Netflix shares have lost nearly one-third of their value over the past six months. The streaming giant is down in part due to its attempts to buy certain assets of Warner Brothers Discovery (WBD)  for $27.75 per share.

This week, another suitor, Paramount Skydance (PSKY) , raised its bid for the entirety of Warner Brothers Discovery from $30 to $31 per share. Warner Brothers indicated that it will consider Paramount’s new offer.

Now that Paramount has raised its bid for Warner Brothers, the weight of the Netflix proposal has been removed from its shares. The stock popped on Wednesday like a beachball held underwater, thanks to Paramount’s fresh bid.

Pyrrhic Victory?

Netflix now has the opportunity to exit gracefully from what could have been a Pyrrhic victory. It’s unclear whether the Department of Justice would’ve given this merger its blessing. Attorneys general from 11 states have asked the DoJ to review the proposed transaction, due to concerns about reduced competition.

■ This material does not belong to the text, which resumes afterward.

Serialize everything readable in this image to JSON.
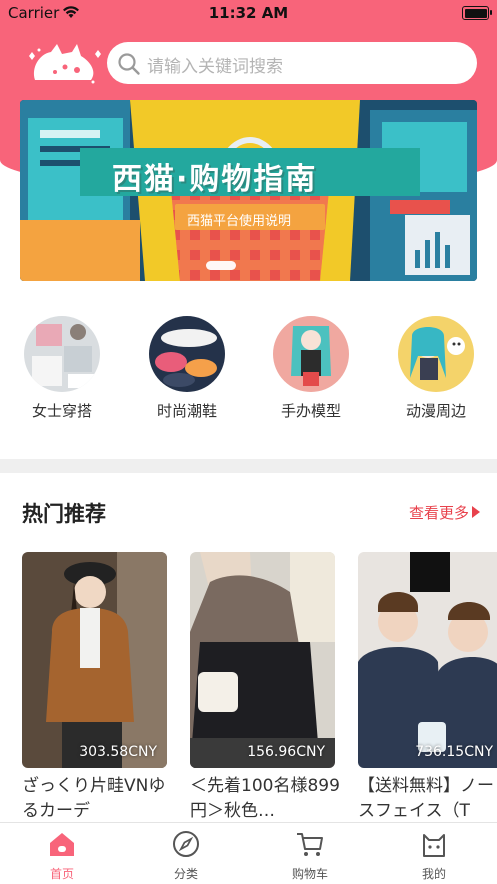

The combination of the largest streaming service (Netflix has 325 million subscribers) with Warner Brothers’ HBO Max would result in over 450 million subscribers. That’s more than double the second-largest streaming service, Amazon Prime, which has about 200 million subscribers.

To be fair, Paramount has about 79 million subscribers — about 50 million fewer than HBO Max. Obviously, any pairing with Netflix would produce the largest streamer, since it already holds that title.

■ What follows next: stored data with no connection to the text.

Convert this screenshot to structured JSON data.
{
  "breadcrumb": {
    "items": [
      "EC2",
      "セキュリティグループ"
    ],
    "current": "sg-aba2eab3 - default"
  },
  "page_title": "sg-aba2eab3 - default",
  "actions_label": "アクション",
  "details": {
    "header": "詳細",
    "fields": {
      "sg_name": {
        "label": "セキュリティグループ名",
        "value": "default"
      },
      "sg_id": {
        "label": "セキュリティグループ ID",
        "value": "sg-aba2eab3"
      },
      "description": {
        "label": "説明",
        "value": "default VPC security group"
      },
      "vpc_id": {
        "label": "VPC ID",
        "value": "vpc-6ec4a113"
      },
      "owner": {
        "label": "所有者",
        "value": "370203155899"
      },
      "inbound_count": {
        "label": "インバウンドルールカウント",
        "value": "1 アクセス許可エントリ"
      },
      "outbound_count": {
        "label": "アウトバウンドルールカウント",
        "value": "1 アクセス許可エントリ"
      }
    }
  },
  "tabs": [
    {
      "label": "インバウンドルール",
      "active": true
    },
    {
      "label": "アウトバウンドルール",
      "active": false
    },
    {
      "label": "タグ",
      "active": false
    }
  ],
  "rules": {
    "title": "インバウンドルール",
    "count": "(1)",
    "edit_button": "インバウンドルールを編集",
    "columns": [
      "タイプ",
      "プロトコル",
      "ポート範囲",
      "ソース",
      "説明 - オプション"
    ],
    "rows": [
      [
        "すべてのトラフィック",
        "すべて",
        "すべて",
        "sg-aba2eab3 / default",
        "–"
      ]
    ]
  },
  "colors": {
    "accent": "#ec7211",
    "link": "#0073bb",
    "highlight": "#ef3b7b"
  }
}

The 1927 Yankees of Streaming Services

Beyond subscription numbers, there is also a question of programming. A combined Netflix and HBO Max could offer "The Sopranos," "Breaking Bad," "Mad Men," "The Wire," "Game of Thrones" and "Succession," all on one platform.

It would be the 1927 New York Yankees of streaming services. If you could only choose one service, this would be the one. It would dominate the space. 

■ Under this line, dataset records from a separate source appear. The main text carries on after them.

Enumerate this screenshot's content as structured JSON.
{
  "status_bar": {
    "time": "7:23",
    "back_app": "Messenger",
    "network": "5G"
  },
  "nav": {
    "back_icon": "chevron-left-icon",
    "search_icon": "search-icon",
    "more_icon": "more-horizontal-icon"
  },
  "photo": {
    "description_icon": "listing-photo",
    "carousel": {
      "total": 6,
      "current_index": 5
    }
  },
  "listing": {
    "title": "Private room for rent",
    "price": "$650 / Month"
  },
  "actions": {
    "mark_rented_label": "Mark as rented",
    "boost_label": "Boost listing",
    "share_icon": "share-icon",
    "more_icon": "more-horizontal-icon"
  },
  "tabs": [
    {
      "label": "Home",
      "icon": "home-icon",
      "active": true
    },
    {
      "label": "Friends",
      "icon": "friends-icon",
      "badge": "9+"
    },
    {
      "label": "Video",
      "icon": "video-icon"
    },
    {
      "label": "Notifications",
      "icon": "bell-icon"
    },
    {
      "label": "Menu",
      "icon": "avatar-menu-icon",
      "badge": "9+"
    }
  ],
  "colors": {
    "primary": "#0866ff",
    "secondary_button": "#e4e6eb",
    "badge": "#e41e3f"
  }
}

Our Strategy and Price Target for Netflix 

Our strategy for Netflix revolves around the stock’s selloff from its all-time high, set last July (point A) to its recent, year-to-date low (point B).

Netflix (NFLX) daily chart via TradingView

Target 1 (T1) is the 38.2% Fibonacci retracement of that selloff. This makes $98 our preliminary target. If the stock cooperates, I’ll close half the position here.

Target 2 (T2) is the 61.8% of that same Fib retracement. Therefore, $111 becomes our second and ultimate price target.

Bottom Line

If Netflix bows out now, I believe the bottom is in, and the stock will fly. If I’m wrong, and the stock drops below $75, I’ll take the loss and move on. 

At the time of publication, Ponsi was long NFLX.